By gaining this knowledge, Zeng said, scientists hope to obtain more precise gene and cell-based treatments for a range of human diseases. The hope is that the findings will provide a deeper understanding of autism, attention deficit hyperactivity disorder, schizophrenia and other conditions that appear during brain development.
The brain areas for which the researchers created atlases for cell type development include the neocortex, part of the outermost layer of the brain where higher cognitive function originates, and the hypothalamus, a small structure deep in the brain that helps regulate body temperature, blood pressure, mood, sleep, sex drive, hunger and thirst.
A study has shown that a subset of cells in human brain tumors resemble embryonic progenitor cells – a type of cell in the fetus that can transform into specific types within a particular brain region – raising the possibility that such tumors may disrupt developmental processes to increase malignancy.

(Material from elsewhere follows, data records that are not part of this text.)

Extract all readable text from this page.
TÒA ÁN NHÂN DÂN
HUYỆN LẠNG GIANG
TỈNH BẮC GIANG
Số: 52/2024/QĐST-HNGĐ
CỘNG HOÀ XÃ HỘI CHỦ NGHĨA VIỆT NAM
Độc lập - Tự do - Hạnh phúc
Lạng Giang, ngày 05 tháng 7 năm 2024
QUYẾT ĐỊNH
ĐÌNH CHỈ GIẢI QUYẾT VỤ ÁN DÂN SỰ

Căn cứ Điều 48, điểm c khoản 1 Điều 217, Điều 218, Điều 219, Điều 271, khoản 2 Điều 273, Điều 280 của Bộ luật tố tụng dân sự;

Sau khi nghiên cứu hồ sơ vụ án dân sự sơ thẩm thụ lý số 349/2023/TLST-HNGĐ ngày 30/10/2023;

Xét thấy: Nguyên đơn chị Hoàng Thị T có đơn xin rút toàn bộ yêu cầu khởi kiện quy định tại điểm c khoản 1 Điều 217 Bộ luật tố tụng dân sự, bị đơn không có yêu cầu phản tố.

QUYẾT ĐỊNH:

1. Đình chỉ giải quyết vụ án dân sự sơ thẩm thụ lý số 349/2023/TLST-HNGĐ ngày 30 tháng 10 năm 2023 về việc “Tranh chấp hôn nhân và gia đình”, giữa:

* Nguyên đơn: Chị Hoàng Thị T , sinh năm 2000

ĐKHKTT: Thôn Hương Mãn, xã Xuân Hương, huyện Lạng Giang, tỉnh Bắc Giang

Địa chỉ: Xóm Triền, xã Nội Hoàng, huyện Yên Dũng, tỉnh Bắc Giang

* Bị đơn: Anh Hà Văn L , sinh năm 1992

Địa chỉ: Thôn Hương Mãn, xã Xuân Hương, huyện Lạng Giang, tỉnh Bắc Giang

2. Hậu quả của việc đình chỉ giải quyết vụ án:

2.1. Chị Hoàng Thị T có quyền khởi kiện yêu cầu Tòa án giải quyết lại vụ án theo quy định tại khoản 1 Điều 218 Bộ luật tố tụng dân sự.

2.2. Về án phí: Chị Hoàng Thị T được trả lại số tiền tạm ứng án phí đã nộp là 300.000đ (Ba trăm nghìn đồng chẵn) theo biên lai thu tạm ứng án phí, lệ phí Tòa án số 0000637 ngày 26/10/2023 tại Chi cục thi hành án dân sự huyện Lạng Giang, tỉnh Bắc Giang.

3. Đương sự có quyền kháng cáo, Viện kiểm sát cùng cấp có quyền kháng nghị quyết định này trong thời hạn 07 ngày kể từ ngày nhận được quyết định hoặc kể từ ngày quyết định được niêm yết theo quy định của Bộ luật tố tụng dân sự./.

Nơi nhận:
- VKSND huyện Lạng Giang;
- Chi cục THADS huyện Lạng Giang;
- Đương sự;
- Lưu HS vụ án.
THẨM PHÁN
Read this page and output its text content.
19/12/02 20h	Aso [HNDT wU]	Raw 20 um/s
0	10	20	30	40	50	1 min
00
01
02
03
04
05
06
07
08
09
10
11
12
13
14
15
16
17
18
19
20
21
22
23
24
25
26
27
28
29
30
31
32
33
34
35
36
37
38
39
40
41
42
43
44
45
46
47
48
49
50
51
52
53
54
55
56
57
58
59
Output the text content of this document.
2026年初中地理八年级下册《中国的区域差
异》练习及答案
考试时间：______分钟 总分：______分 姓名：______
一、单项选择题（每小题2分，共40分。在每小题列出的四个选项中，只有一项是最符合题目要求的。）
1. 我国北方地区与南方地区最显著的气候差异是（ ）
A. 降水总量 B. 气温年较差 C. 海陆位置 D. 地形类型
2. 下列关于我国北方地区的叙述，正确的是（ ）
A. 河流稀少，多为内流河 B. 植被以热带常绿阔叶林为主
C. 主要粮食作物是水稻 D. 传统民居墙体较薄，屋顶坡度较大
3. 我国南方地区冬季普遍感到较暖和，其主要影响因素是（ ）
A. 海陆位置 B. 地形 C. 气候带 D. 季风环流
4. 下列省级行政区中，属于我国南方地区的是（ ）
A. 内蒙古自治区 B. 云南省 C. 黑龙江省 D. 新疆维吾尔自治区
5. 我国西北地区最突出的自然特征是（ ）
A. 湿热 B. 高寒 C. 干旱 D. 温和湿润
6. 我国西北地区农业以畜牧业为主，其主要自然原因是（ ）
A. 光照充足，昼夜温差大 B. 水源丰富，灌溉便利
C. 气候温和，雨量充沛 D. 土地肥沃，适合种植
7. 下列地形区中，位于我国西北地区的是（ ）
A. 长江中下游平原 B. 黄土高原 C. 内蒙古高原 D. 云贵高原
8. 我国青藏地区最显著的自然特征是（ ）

Researchers identified some unique aspects of the human brain. One example was the longer process of differentiation into cortical cell types due to the longer period of human brain development from embryo to adolescence compared to the rapid developmental timeline in animals.
Some of the newly identified brain cell types were in the neocortex and striatum region, which controls movement and some other functions.
There is still more work left.
Bhaduri said, “The goal is ultimately to understand not only what the pieces of the developing brain are, but also to describe what happens in neurodevelopmental and neuropsychiatric disorders that develop vulnerabilities during development.”
“This is also relevant to brain cancer, which my lab also studies, because these developmental fragments reemerge during brain cancer. So this is a really big goal, and it will take time to fully understand and treat all these disorders. But this set of papers is a nice example of progress,” Bhaduri said.